Monday, December 22, 2008

2008 Supplement -- Best Male Songs Ever, Vol. 1

Along with the mix tape for the year in review, every year I compile supplementary bonus discs for my collection. This year I made two: my favorite songs by male artists and by femal artists. No artist can have a song repeated. Gender depends upon vocalist rather than songwriter or people playing, just for simplicity's sake. This is the playlist for the male version.

1. Bob Dylan - "Angelina" (Shot of Love outtake, 1981)

Mysterious and deep, this song is filled with magical images. Given context, I think it is about Christian Bob falling in love with a heathen of a woman and ready to do spiritual battle to keep her away from the hellfire. Whatever it is about, it is gorgeous and mind-blowing.

2. Barry Louis Polisar - "All I Want Is You" (1976, reissued on Juno)

This folksy love song is a series of light-hearted metaphors that seem inconsequential. The song's strength though comes across in its seeming honesty.
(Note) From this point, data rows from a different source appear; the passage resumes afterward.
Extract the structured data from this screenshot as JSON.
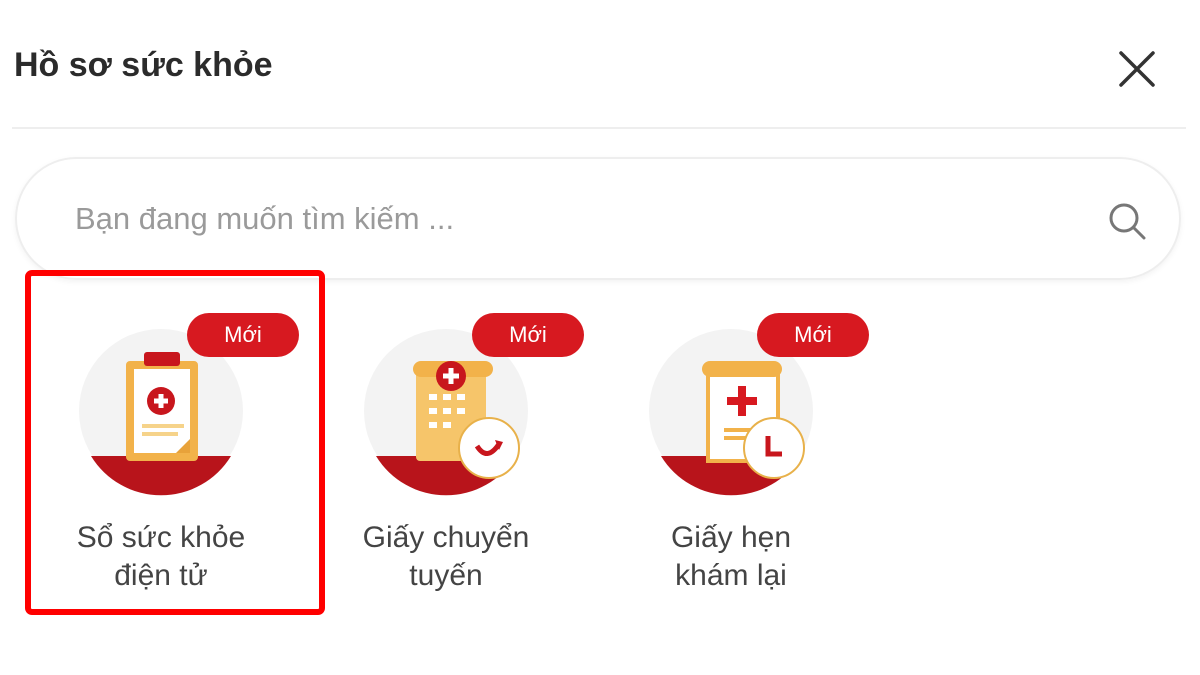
{
  "header": {
    "title": "Hồ sơ sức khỏe",
    "close_icon": "close-icon"
  },
  "search": {
    "placeholder": "Bạn đang muốn tìm kiếm ...",
    "value": "",
    "icon": "search-icon"
  },
  "items": [
    {
      "label_line1": "Sổ sức khỏe",
      "label_line2": "điện tử",
      "badge": "Mới",
      "icon": "health-record-clipboard-icon",
      "selected": true
    },
    {
      "label_line1": "Giấy chuyển",
      "label_line2": "tuyến",
      "badge": "Mới",
      "icon": "hospital-transfer-icon",
      "selected": false
    },
    {
      "label_line1": "Giấy hẹn",
      "label_line2": "khám lại",
      "badge": "Mới",
      "icon": "appointment-document-icon",
      "selected": false
    }
  ],
  "colors": {
    "accent": "#d71920",
    "highlight": "#ff0000",
    "gold": "#f2b24a"
  }
}
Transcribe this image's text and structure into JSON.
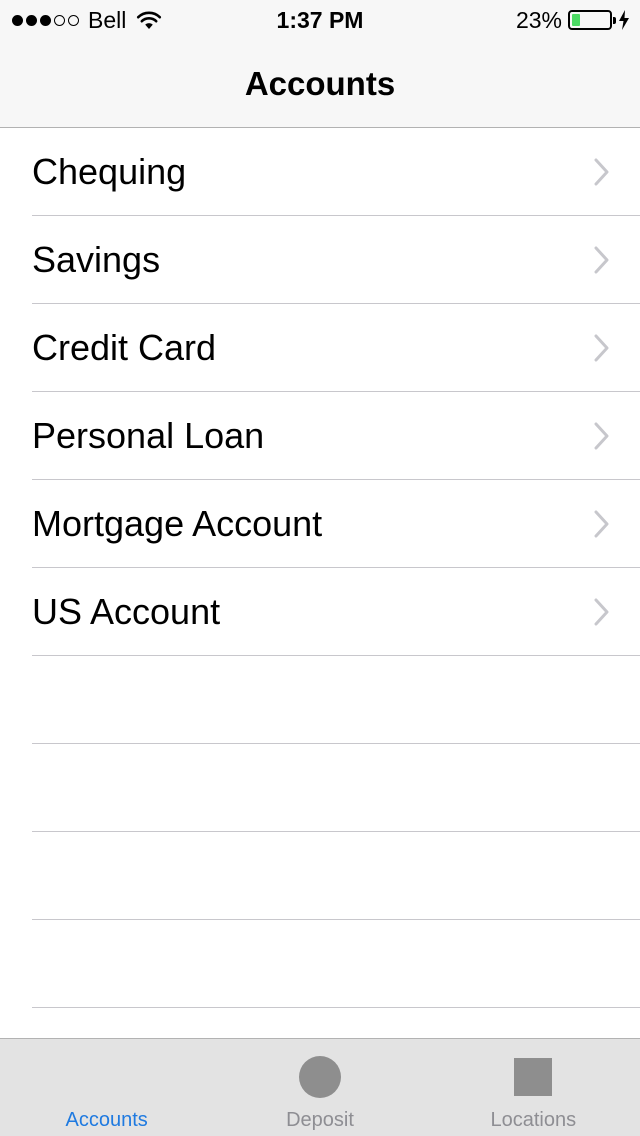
{
  "status_bar": {
    "carrier": "Bell",
    "time": "1:37 PM",
    "battery_percent": "23%",
    "battery_level": 0.23,
    "signal_bars_filled": 3,
    "signal_bars_total": 5,
    "battery_color": "#4cd964"
  },
  "nav": {
    "title": "Accounts"
  },
  "accounts": [
    {
      "label": "Chequing"
    },
    {
      "label": "Savings"
    },
    {
      "label": "Credit Card"
    },
    {
      "label": "Personal Loan"
    },
    {
      "label": "Mortgage Account"
    },
    {
      "label": "US Account"
    }
  ],
  "tabs": [
    {
      "label": "Accounts",
      "icon": "none",
      "active": true
    },
    {
      "label": "Deposit",
      "icon": "circle-icon",
      "active": false
    },
    {
      "label": "Locations",
      "icon": "square-icon",
      "active": false
    }
  ],
  "colors": {
    "accent": "#1f7ae0",
    "inactive": "#8e8e93"
  }
}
It has that Walden effect, where simplicity comes through as authenticity.

3. Paul Simon - "Graceland" (from Graceland, 1986)

This travelogue about Paul Simon and his son takes a personal journey into America's heart of darkness -- the race-divided South -- in search of the racial unification that occured at Sun records, transforming the personal into a powerful metaphor of national significance.
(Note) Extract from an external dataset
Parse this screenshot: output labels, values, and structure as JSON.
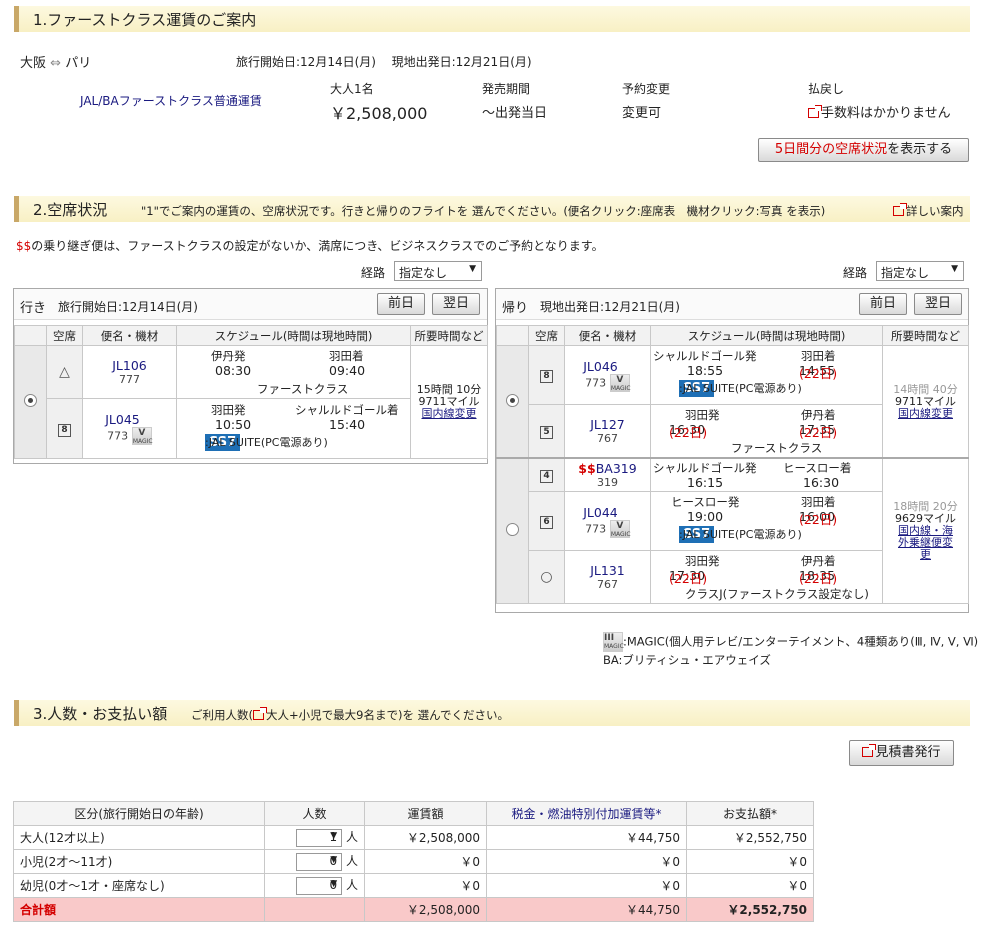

4. Elvis Costello - "Sleep of the Just" (from King of America, 1986)

Costello has long been interested in writing songs dealing with issues of domestic violence. In this song, Costello, with shifting points of view, depicts a soldier leading a young girl on and engaging in a photographed one night stand with her. He shows the emotional impact this can have by implicitly comparing it to a gang rape in the final verse where her picture is "pinned up upon the barracks wall in her hometown while the soldiers take their turns with her attention."

5. The Band - "King Harvest (Has Surely Come)" (from The Band, 1969)

This may not be my favorite Band song, but my interest in it has grown exponentially over the last year. It's no "Up On Cripple Creek" yet, but the working man ethos and litany of crops makes this rural unionizing song a winner.

6. Brian Wilson - "Vega-Tables" (from Smile, 2004)

The brilliance of this song is the child-like wonder it exudes, the same wonder that led Brian Wilson to develop an arrangement that featured people chomping on carrot and celery sticks in lieu of traditional percussion.

7. ? and the Mysterians - "96 Tears" (1966)

I love garage rock, and this organ-pumped pop song is one of the most sadly forgotten hits. Once a chart-topper, it is still little-known and difficult to come by despite Cameo-Parkway reissues.

8. Van Morrison - "Caravan" (from Moondance, 1970)

This epic of blue-eyed soul just surges and ebbs with the wonderful nuances of Van's aformal voice.

9. The Beatles - "Here, There, and Everywhere" (from Revolver, 1966)

One of McCartney's best ballads, this love song is awash in lush melody.

10. Ben Folds Five - "Brick" (1997)

What hooked me on this was the piano figure. Having been familiar with the song for a decade, it wasn't until recently that I payed attention to the words, aching and wrenching, as I drove home for the holidays.

11. Prince - "Sometimes It Snows In April" (from Parade, 1986)

Proof of Prince's egotism, this song is an elegy for Christopher Tracy, the character Prince played in Under the Cherry Moon, the 1986 film he wrote and directed. In the film, Tracy is murdered by Craig T. Nelson (of TV's Coach), the racist father of the girl Prince falls in love with, who is played by Kristen Scott Thomas. Still, despite its egotism, this song boils over with pathos and passion.

12. Arrested Development - "Mr. Wendal" (from 3 Years, 5 Months and 7 Days In the Life of..., 1991)

This was one of the first rap songs I fell in love with, and that was before I realized the powerful social commentary contained within it. The song celebrates hoboes as people too, and explains the virtues of helping those less fortunate. You go ahead Mr. Wendal.

13. James Brown - "Mother Popcorn" (1969)

"Mother Popcorn" has the most post-modern bass line known to man. A funky tune about curvaceous ladies punctuated by ecstatic screams about a salty snack. Classic James.

14. Billy Riley and his Little Green Men - "Red Hot" (1957)

Billy Riley's gal is red hot, and, comparatively, other rockabilly ain't doodely squat.

15. Johnny Cash - "The Mercy Seat" (from American III: Solitary Man, 2000)

Cash's cover of this Nick Cave track is one of the mot powerful gems to be mined from his American Recordings series, and that is saying a lot. The song is a cryptic jigsaw puzzle, a Rorschack test of serial murder and apocalyptic salvation.

16. Thin Lizzy - "Don't Believe A Word" (from Johnny the Fox 1976)

Thin Lizzy may be the most underrated metal band of all time. Their melodies and hooks are fantastic. This song couples those ever-present qualities with a self-deprecation that strengthen's Lizzy's legacy.

17. Bruce Springsteen & the E-Street Band - "Jungleland" (from Born To Run, 1975)

This song is a true epic. When it reaches the midpoint, the song simmers down to a murmur. When it rises from its ashes, the slowly paced piano that restarts it provides a pulse, upon which every instrument imaginable builds, not least of which is Springsteen's tortured and chiseled voice, pushing the song beyond its imaginable limits.